One cold night, in a most unlikely corner of Chicago, two strangers cross paths. Two teens with the same name, running in two very different circles, suddenly find their lives going in new and unexpected directions, culminating in heroic turns-of-heart and the most epic musical ever to grace the high-school stage.
First published: 2010
As long time followers of my blog will probably be aware of by now, I’m a big fan of John Green’s work, so I was excited to read Will Grayson, Will Grayson, the only novel of John’s I hadn’t read yet. Plus, not too long ago I read a short story by David Levithan and loved it, so that seemed like a very good sign as well. All in all, I started this novel with high hopes. I’m sad to say I was kind of disappointed.
I mean, I liked the writing (duh, it’s these two) and I enjoyed reading the book, but there were some parts of it that left me feeling a little uncomfortable and dissatisfied. There were also some bits I definitely related to and agreed with, but let’s just say this book wasn’t what I was used to with John’s novels.
The story took a completely different direction than I thought it would after reading the blurb. I thought it was going to be about the relationship between these two Will Graysons (either platonic or romantic — I didn’t really care), but their relationship hardly even features in the story. It’s actually all about the relationship of both Wills with Tiny Cooper, who is Will1’s best friend.
(damn, why do they both have to have the same name, this is getting so confusing) Will2 meets Tiny around the same time he meets Will1 and that same night Will2 and Tiny become boyfriends (I wouldn’t call it a relationship per se) and from there on out basically everything revolves around Tiny.
Now, in theory that would’ve been fine, although the whole “Will Grayson, Will Grayson” thing combined with the blurb is kind of false advertising. However, there are quite a few things about Tiny that rubbed me the wrong way. There’s the fact that I didn’t much like his personality, although I think that has a lot to do with the lack of depth the authors gave him.
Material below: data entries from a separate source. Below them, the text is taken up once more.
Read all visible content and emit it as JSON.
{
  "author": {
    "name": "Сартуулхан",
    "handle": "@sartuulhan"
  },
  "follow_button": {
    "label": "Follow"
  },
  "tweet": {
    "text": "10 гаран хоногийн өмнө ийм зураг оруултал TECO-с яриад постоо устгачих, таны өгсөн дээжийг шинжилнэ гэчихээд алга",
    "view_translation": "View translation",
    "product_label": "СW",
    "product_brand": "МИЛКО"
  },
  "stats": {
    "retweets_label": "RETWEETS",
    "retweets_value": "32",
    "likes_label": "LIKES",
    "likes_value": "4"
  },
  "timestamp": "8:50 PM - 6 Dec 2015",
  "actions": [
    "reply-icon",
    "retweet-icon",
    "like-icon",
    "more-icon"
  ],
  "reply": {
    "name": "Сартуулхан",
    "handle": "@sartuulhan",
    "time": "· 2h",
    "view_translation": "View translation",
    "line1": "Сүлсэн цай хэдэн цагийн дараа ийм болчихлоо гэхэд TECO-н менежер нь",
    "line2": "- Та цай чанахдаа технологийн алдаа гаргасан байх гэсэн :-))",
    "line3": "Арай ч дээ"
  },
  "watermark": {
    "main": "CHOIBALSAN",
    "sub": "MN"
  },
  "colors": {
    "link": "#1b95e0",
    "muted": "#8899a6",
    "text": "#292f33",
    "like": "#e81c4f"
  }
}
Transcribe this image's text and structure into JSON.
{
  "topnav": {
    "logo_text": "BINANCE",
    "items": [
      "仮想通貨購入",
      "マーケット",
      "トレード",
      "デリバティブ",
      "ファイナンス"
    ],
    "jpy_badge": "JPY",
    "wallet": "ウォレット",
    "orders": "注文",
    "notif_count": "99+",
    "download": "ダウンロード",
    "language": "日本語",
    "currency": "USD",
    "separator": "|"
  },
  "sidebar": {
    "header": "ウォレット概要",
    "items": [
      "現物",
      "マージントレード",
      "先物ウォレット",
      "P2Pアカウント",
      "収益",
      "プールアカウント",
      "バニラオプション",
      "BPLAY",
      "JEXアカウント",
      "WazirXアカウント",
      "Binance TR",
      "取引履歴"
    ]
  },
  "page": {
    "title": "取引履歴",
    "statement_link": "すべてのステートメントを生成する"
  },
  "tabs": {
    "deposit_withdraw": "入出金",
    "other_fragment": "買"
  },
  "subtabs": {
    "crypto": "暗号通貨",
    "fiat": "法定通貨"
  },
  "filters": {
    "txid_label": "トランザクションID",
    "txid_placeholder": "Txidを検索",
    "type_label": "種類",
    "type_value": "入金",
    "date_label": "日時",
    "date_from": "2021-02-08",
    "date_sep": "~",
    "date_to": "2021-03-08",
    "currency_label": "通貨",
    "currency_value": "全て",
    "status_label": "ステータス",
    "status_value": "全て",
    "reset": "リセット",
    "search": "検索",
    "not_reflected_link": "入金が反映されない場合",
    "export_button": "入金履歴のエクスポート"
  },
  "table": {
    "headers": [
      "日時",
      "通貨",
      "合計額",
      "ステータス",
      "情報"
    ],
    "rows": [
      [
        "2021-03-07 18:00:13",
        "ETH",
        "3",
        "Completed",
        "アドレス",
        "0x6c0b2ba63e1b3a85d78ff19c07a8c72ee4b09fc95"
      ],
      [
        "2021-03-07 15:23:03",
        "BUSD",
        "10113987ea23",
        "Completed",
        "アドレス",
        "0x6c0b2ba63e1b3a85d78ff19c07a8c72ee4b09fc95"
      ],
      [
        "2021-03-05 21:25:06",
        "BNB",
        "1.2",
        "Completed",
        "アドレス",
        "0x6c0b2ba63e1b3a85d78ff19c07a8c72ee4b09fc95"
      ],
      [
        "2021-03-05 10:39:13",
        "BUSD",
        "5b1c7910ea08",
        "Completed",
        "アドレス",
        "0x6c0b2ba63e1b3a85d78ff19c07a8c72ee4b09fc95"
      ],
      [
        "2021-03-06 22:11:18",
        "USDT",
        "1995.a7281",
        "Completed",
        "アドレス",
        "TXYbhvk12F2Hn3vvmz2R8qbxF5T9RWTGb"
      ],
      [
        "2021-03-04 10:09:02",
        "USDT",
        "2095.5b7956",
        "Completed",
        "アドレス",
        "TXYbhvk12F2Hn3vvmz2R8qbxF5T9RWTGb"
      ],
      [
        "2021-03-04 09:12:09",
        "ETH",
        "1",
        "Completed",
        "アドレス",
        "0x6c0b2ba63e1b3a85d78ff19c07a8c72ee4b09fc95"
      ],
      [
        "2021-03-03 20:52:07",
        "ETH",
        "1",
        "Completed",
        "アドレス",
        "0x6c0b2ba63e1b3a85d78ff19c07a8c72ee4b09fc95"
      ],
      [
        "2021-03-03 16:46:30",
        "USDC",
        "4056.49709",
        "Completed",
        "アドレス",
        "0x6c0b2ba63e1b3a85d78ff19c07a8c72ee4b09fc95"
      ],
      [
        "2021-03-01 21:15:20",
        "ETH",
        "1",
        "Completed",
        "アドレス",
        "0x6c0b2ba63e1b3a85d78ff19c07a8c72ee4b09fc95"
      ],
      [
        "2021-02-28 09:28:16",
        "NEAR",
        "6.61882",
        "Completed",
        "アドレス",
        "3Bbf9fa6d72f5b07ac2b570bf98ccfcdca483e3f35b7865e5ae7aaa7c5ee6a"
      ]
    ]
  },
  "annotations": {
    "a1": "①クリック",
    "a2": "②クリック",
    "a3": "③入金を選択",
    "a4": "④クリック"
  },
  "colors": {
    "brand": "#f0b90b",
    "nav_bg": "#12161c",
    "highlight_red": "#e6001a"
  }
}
He just seems to be such a stereotype, and I have to admit I only really noticed this when a friend of mine mentioned to me how that had bugged him when he read the book. After that, though, I couldn’t see him in any other way than that stereotype. There’s not much more to him than his “gayness” (oh and his selfishness) and can we talk about that stupid musical? That just had me rolling my eyes all over the place. Although the ending was pretty sweet, and I’m a sucker for sweet endings.
Anyway, the one thing that really grinds my gears about this novel is the emphasis on how big Tiny is. It felt like this was mentioned on every other page, and at some point it just started to feel like plain old fat shaming. And that bothered me. Will1 is the one who mentions Tiny’s size most, although he speaks of it in vague terms, never using the word “fat”. When Will2 mentions it, however, it’s clear that Tiny is obese. But why, why, does this have to be emphasised so much? Tiny mentions himself that he’s sick of the fact that all people see when they look at him is his size.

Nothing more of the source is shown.